Ayn Rand on Objectivism:
My philosophy, Objectivism, holds that:
- Reality exists as an objective absolute—facts are facts, independent of man’s feelings, wishes, hopes or fears.
- Reason (the faculty which identifies and integrates the material provided by man’s senses) is man’s only means of perceiving reality, his only source of knowledge, his only guide to action, and his basic means of survival.
- Man—every man—is an end in himself, not the means to the ends of others. He must exist for his own sake, neither sacrificing himself to others nor sacrificing others to himself. The pursuit of his own rational self-interest and of his own happiness is the highest moral purpose of his life.
- The ideal political-economic system is laissez-faire capitalism. It is a system where men deal with one another, not as victims and executioners, nor as masters and slaves, but as traders, by free, voluntary exchange to mutual benefit. It is a system where no man may obtain any values from others by resorting to physical force, and no man may initiate the use of physical force against others. The government acts only as a policeman that protects man’s rights; it uses physical force only in retaliation and only against those who initiate its use, such as criminals or foreign invaders.
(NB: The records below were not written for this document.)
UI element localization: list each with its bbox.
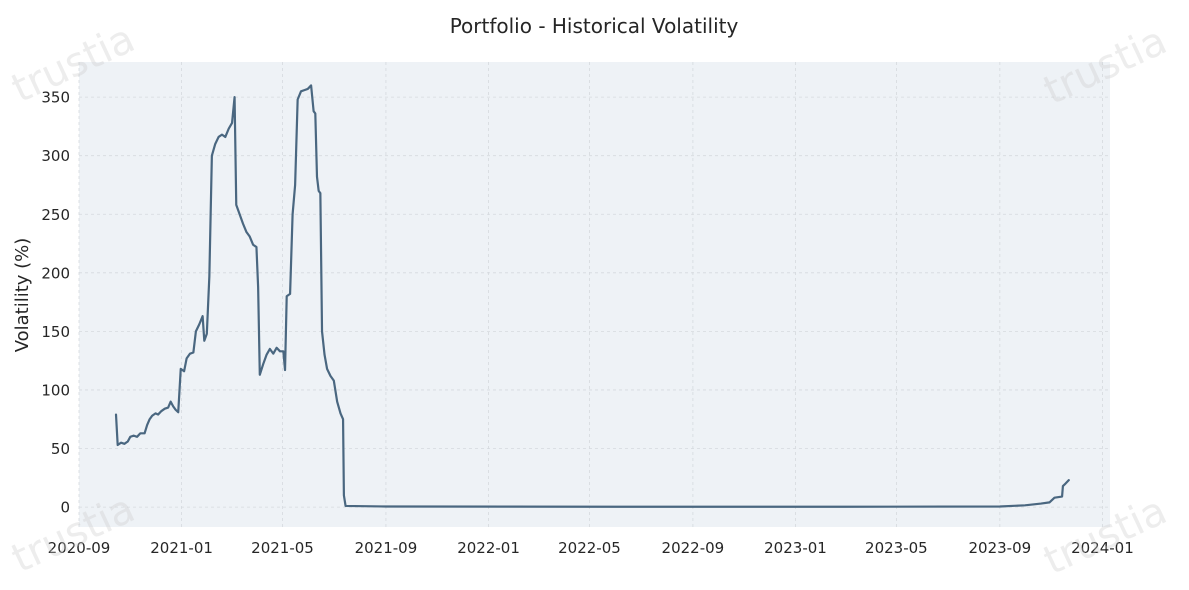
y-tick-label: 300: [41, 147, 70, 165]
x-tick-label: 2021-01: [150, 539, 213, 557]
x-tick-label: 2022-05: [558, 539, 621, 557]
y-axis-ticks: 0 50 100 150 200 250 300 350: [41, 89, 70, 517]
x-tick-label: 2023-05: [865, 539, 928, 557]
x-tick-label: 2022-01: [457, 539, 520, 557]
y-tick-label: 0: [60, 499, 70, 517]
x-tick-label: 2023-01: [764, 539, 827, 557]
y-tick-label: 250: [41, 206, 70, 224]
x-tick-label: 2023-09: [968, 539, 1031, 557]
y-tick-label: 50: [51, 440, 70, 458]
x-tick-label: 2020-09: [48, 539, 111, 557]
x-tick-label: 2021-09: [355, 539, 418, 557]
y-tick-label: 200: [41, 264, 70, 282]
volatility-series-line: [114, 84, 1070, 508]
y-axis-label: Volatility (%): [12, 238, 33, 353]
x-tick-label: 2021-05: [251, 539, 314, 557]
chart-title: Portfolio - Historical Volatility: [450, 14, 739, 38]
x-axis-ticks: 2020-09 2021-01 2021-05 2021-09 2022-01 2022-…: [48, 539, 1134, 557]
y-tick-label: 150: [41, 323, 70, 341]
series-layer: [114, 84, 1070, 508]
y-tick-label: 100: [41, 381, 70, 399]
plot-area: [79, 62, 1110, 527]
x-tick-label: 2024-01: [1071, 539, 1134, 557]
y-tick-label: 350: [41, 89, 70, 107]
x-tick-label: 2022-09: [662, 539, 725, 557]
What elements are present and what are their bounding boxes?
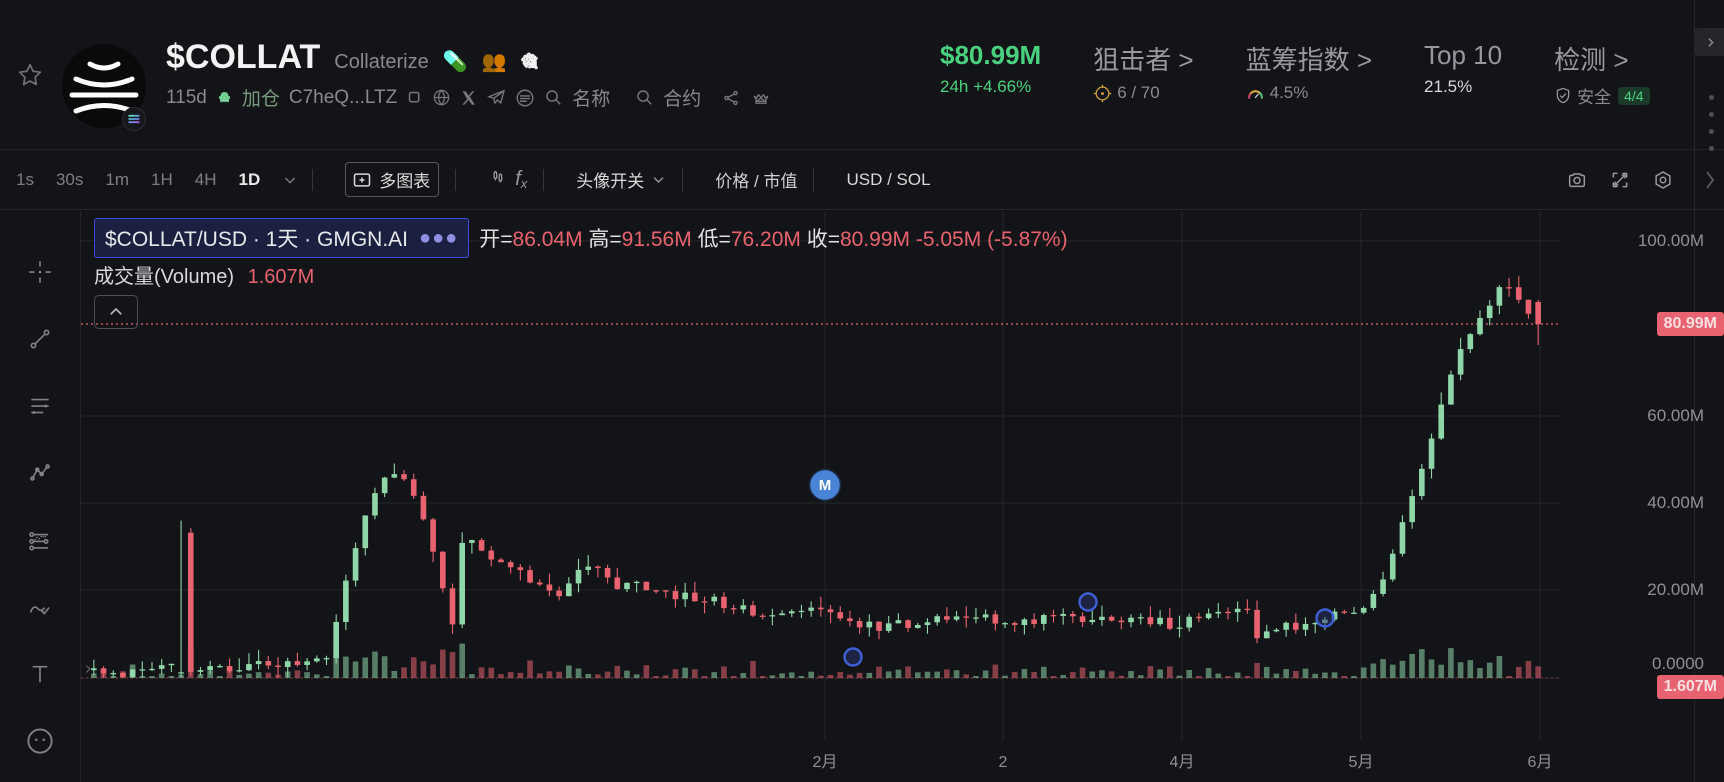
svg-text:M: M — [819, 477, 832, 494]
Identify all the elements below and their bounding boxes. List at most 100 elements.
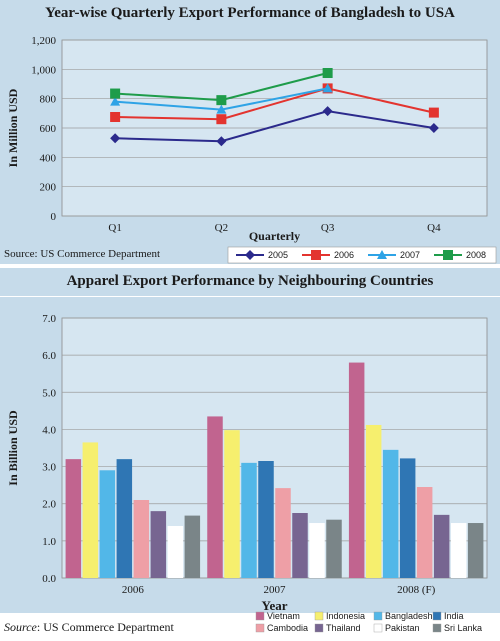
chart2-x-tick-label: 2006	[122, 584, 145, 596]
chart1-data-point	[110, 88, 121, 99]
chart1-series-line	[115, 87, 435, 121]
chart2-legend-swatch	[255, 611, 265, 621]
chart2-bar	[241, 462, 257, 578]
chart1-legend-box	[227, 246, 497, 264]
chart2-legend-label: Cambodia	[267, 623, 308, 633]
chart2-legend-swatch	[373, 611, 383, 621]
chart1-data-point	[428, 107, 439, 118]
chart1-legend-marker	[311, 250, 321, 260]
chart1-data-point	[322, 68, 333, 78]
chart1-legend-label: 2007	[400, 250, 420, 260]
chart2-bar	[116, 459, 133, 578]
chart2-legend-label: Indonesia	[326, 611, 365, 621]
chart1-data-point	[110, 133, 121, 144]
chart2-source-rest: : US Commerce Department	[36, 620, 174, 634]
chart2-bar	[416, 487, 433, 578]
chart1-legend-label: 2005	[268, 250, 288, 260]
chart1-y-tick-label: 1,200	[31, 35, 56, 47]
chart1-x-tick-label: Q4	[427, 222, 441, 234]
chart2-x-axis-label: Year	[262, 598, 288, 613]
chart1-data-point	[216, 136, 227, 147]
chart2-bar	[224, 430, 240, 578]
chart1-legend-label: 2006	[334, 250, 354, 260]
chart2-y-tick-label: 3.0	[42, 462, 56, 474]
chart2-legend-swatch	[314, 611, 324, 621]
chart2-bar	[326, 519, 342, 578]
chart2-title: Apparel Export Performance by Neighbouri…	[66, 273, 434, 289]
chart2-legend-label: Thailand	[326, 623, 361, 633]
chart2-svg: 0.0 1.0 2.0 3.0 4.0 5.0 6.0 7.0 2006 2007 2008 (F)…	[6, 313, 488, 633]
chart2-y-axis-label: In Billion USD	[6, 410, 20, 486]
chart1-data-point	[322, 106, 333, 117]
chart2-x-tick-label: 2007	[264, 584, 287, 596]
chart2-y-tick-label: 7.0	[42, 313, 56, 325]
chart2-bar	[433, 514, 450, 578]
chart2-bar	[133, 500, 150, 578]
chart2-legend-swatch	[373, 623, 383, 633]
chart2-bar	[365, 424, 382, 578]
chart2-legend-label: Pakistan	[385, 623, 420, 633]
chart1-legend-marker	[377, 250, 387, 259]
chart1-svg: 0 200 400 600 800 1,000 1,200 Q1 Q2 Q3 Q4 In Millio…	[6, 35, 497, 264]
chart2-bar	[207, 416, 223, 578]
chart2-x-tick-label: 2008 (F)	[397, 584, 436, 596]
chart2-y-tick-label: 4.0	[42, 424, 56, 436]
chart1-y-axis-label: In Million USD	[6, 88, 20, 167]
chart1-data-point	[428, 123, 439, 133]
chart2-bar	[292, 513, 308, 578]
chart2-bar	[184, 515, 201, 578]
chart1-y-tick-label: 0	[51, 211, 57, 223]
chart1-title-band	[0, 0, 500, 28]
chart2-plot-area	[61, 317, 488, 579]
chart2-legend-label: Sri Lanka	[444, 623, 482, 633]
chart2-bar	[399, 458, 416, 578]
chart2-bar	[348, 362, 365, 578]
chart1-data-point	[216, 104, 227, 114]
chart2-legend-swatch	[432, 611, 442, 621]
chart2-bar	[65, 459, 82, 578]
chart2-legend-label: Vietnam	[267, 611, 300, 621]
chart2-y-tick-label: 6.0	[42, 350, 56, 362]
chart1-data-point	[216, 114, 227, 125]
chart2-bar	[258, 461, 274, 578]
chart2-bar	[450, 523, 467, 578]
chart2-y-tick-label: 2.0	[42, 499, 56, 511]
chart2-source-italic: Source	[4, 620, 37, 634]
chart1-x-tick-label: Q1	[108, 222, 121, 234]
chart1-data-point	[110, 112, 121, 122]
chart2-legend-label: Bangladesh	[385, 611, 433, 621]
chart2-y-tick-label: 0.0	[42, 573, 56, 585]
chart2-bar	[167, 526, 184, 578]
chart2-y-tick-label: 5.0	[42, 387, 56, 399]
chart1-legend-marker	[443, 250, 453, 260]
chart2-bar	[99, 470, 116, 578]
chart1-data-point	[110, 96, 121, 106]
chart1-source: Source: US Commerce Department	[4, 248, 161, 260]
chart2-bar	[150, 511, 167, 578]
chart2-legend-swatch	[255, 623, 265, 633]
chart1-y-tick-label: 800	[40, 94, 57, 106]
chart2-bar	[467, 523, 484, 578]
chart2-bar	[82, 442, 99, 578]
chart1-legend-label: 2008	[466, 250, 486, 260]
chart1-y-tick-label: 400	[40, 152, 57, 164]
chart2-bar	[275, 488, 291, 578]
chart1-series-line	[115, 110, 435, 143]
chart1-data-point	[216, 95, 227, 106]
chart2-source: Source: US Commerce Department	[4, 620, 174, 635]
chart2-title-band	[0, 268, 500, 296]
chart1-x-tick-label: Q3	[321, 222, 335, 234]
chart2-bar	[382, 449, 399, 578]
chart2-legend-swatch	[432, 623, 442, 633]
chart1-title: Year-wise Quarterly Export Performance o…	[45, 5, 455, 21]
chart2-legend-swatch	[314, 623, 324, 633]
chart1-x-tick-label: Q2	[215, 222, 228, 234]
chart1-y-tick-label: 1,000	[31, 64, 56, 76]
chart1-legend-marker	[245, 250, 255, 260]
chart1-y-tick-label: 600	[40, 123, 57, 135]
chart1-data-point	[322, 83, 333, 93]
chart2-legend-label: India	[444, 611, 464, 621]
chart1-y-tick-label: 200	[40, 182, 57, 194]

In a system of full capitalism, there should be (but, historically, has not yet been) a complete separation of state and economics, in the same way and for the same reasons as the separation of state and church.
Deep, huh? If you read more of her writings, she really pushes the point home that she believed that man’s ultimate state was where he worked for nothing but his own self interest and had no interest in the benefit of others unless it also benefited himself in some way. This is basically the point of item 3 above.
I don’t pretend to have all of the answers and indeed I don’t have most answers to these types of philosophical questions. In the end, I think that the point of philosophy is to make you think and consider ideas that, without some other person’s effort, you likely wouldn’t have thought about yourself. So where does that leave Rand’s work and writings dealing with her philosophy? I suppose that she had financial gain from putting the effort forth to get her philosophy out there which would have made it worth her while.
In Atlas Shrugged, she goes into great depth of what is morally right. There are pages upon pages of what I call rants about the looters in government and society who practice item 3 – forcing others to sacrifice themselves for the benefit of the looters in the name of the so called common good. I absolutely love the book and its basic premise, but don’t fully agree with its philosophy. For the producers of society to simply vanish and leave the world to collapse upon itself without them is certainly something that they have the right to do. In fact, as in the book it would be terribly painful to vast numbers of people but do they really have the right to ask the producers to sacrifice themselves for the benefit of others as our government and many other governments around the world force them to do?
The basis of tax systems in place in the United States today is based upon this premise. Sacrifice your labor, whether it be physical, intellectual or other, for the good of others. Charity at the point of a gun.
I understand that the government needs money to operate and should have the ability to force its citizens to pay for the basics allowed for in the Constitution. The problem is that now we are forced to give up our earnings to support programs of someone else’s choosing. The community organizer president now has a much bigger pot to steal from to redistribute to his buddies. Guess what… He has his hand in our pockets while holding a gun to our head with the other hand.
My moral system calls for me to help those who need it and I allocate part of my monthly income to doing just that. On the other hand, liberals believe that the government is the one who should determine how my money is spent, not me. This is where the whole system begins to stink of socialism. The members are only there to support the whole and should not feel as though they deserve anything more than those “less fortunate” looters.
I don’t know what set me off on this again, but if you haven’t read Atlas Shrugged it is definitely worth the effort and clocking in at close to 1000 densely packed pages (in my paperback version) it’s definitely one that takes some dedication to finish. At the end there are some pretty exciting parts and while many things are resolved I was left wishing she had covered more detail of the aftermath. I guess that’s left to your own imagination.